On Saturday, the body of former Japanese Prime Minister Shinzo Abe, who was killed in the city of Nara, arrived in Tokyo. As japan coil from the shocking shooting, here’s what we know so far.
Abe’s funeral arrangements: the funeral in honor of Abe will be held on Monday and Tuesday, his office told CNN, the wake will be held on Monday, followed by a memorial service on Tuesday. The funeral will be organized by his widow Aki Abe at a temple in Tokyo, Japanese public broadcaster NHK reported.

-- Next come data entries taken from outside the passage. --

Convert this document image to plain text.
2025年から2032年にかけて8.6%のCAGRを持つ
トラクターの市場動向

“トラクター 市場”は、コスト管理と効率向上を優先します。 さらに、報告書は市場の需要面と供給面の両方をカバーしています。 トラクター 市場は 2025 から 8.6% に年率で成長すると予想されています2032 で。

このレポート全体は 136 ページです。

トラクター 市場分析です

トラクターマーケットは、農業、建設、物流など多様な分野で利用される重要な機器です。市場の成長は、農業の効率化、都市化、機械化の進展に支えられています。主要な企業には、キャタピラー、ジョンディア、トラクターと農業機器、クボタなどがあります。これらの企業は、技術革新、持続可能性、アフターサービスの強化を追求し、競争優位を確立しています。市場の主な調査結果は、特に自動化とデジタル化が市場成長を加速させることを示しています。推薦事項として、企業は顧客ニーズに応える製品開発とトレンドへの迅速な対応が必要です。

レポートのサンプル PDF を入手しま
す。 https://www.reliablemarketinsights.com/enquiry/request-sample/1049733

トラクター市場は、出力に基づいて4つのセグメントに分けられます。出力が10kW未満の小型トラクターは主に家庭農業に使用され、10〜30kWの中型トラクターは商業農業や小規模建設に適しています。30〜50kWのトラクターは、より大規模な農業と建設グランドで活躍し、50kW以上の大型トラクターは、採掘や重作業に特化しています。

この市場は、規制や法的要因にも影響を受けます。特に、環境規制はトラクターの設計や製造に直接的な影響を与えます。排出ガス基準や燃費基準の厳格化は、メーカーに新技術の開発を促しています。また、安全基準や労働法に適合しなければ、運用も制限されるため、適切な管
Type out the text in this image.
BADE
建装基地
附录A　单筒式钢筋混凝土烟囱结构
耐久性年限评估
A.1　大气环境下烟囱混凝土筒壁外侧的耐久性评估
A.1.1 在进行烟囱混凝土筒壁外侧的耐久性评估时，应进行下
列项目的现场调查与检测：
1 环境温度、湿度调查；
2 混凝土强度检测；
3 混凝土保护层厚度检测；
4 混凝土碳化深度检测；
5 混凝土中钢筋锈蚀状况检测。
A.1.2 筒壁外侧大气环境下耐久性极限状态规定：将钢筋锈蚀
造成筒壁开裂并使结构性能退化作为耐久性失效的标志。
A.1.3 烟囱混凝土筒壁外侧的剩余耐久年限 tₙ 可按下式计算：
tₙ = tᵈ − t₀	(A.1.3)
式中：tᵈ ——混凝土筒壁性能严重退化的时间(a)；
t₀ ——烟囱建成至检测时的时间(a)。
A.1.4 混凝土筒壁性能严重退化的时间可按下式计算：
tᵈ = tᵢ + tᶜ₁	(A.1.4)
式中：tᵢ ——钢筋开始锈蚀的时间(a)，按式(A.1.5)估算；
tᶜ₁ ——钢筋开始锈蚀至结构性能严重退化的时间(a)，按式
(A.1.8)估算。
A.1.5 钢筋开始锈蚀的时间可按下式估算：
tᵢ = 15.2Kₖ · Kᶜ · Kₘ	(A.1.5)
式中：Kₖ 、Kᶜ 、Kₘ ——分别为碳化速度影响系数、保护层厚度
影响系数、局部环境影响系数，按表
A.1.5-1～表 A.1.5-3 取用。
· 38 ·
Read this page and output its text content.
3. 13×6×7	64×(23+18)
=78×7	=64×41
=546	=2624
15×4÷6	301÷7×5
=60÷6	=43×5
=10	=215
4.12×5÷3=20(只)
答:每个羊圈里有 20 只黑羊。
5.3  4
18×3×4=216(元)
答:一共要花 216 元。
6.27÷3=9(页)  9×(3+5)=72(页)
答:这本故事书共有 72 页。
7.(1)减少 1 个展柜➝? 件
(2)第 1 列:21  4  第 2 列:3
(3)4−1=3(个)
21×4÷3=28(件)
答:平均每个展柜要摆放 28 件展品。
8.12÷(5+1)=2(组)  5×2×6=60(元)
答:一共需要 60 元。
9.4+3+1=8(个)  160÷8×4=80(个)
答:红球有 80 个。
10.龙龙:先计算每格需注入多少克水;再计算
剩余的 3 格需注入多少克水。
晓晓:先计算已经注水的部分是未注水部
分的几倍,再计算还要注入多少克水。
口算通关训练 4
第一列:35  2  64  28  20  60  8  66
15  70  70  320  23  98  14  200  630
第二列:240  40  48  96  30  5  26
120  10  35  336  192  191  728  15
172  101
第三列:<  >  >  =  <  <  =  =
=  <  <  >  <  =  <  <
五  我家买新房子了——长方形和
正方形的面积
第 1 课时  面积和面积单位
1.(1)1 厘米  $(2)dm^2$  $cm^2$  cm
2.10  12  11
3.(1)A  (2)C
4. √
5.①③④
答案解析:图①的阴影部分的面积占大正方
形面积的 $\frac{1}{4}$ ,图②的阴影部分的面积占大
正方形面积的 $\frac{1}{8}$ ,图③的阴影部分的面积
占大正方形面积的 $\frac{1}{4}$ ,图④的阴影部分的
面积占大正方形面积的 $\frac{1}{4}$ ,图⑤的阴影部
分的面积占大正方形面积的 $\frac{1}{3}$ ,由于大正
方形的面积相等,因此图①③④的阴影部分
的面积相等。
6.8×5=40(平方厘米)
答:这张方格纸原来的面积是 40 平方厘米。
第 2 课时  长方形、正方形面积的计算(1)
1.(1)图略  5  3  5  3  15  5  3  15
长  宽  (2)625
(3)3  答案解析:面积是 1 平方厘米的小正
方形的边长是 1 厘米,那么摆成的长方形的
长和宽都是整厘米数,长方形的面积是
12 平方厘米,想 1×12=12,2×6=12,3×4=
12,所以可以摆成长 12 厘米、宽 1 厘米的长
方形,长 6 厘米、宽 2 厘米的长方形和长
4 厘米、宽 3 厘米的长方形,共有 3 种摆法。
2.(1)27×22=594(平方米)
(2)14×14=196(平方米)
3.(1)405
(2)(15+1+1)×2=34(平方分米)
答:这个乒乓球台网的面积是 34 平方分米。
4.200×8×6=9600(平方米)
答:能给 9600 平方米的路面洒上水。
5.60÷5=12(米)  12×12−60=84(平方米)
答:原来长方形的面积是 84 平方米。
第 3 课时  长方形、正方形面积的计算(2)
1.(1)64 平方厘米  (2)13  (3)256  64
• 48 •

The police will check the security: The Japan National Police Agency said it would look into security measures put into action prior to Friday’s shooting, NHK said. Security was provided by the Nara Prefectural Police, who developed a security plan for the former prime minister while he was in the city.
Nara Prefectural Police Chief Tomoaki Onizuka said he “can’t deny there were problems” with Abe’s security. At a press conference on Saturday, he said the authorities were investigating what went wrong ahead of the execution of the former prime minister. He added that he “accepts[s] responsible “for the security breach that led to Abe’s assassination.
The suspect used a homemade pistol: A suspect in Abe’s murder said the weapon he used was homemade, Nara Nishi police said at a press conference on Friday. Police said Tetsuya Yamagami, 41, admitted to shooting Abe. The unemployed Yamagami told investigators that he harbors hatred for a particular group that he believes Abe was associated with. The police did not name the group.
According to the Japanese public broadcaster NHK, citing the police, Yamagami made several types of weapons from iron pipes wrapped with adhesive tape. The police found guns with three, five and six iron pipes as barrels. The suspect inserted bullets into the tube of his homemade handgun, parts for which he bought online, NHK reported, citing police. Police believe the suspect used the most powerful weapon he had made to kill, NHK added.
Elections will be held on Sunday: Japanese voters will go to the polls on Sunday, despite the assassination of Abe just two days before the election. At the time of the shooting, Abe was supporting candidates from the ruling Liberal Democratic Party (LDP) ahead of the election.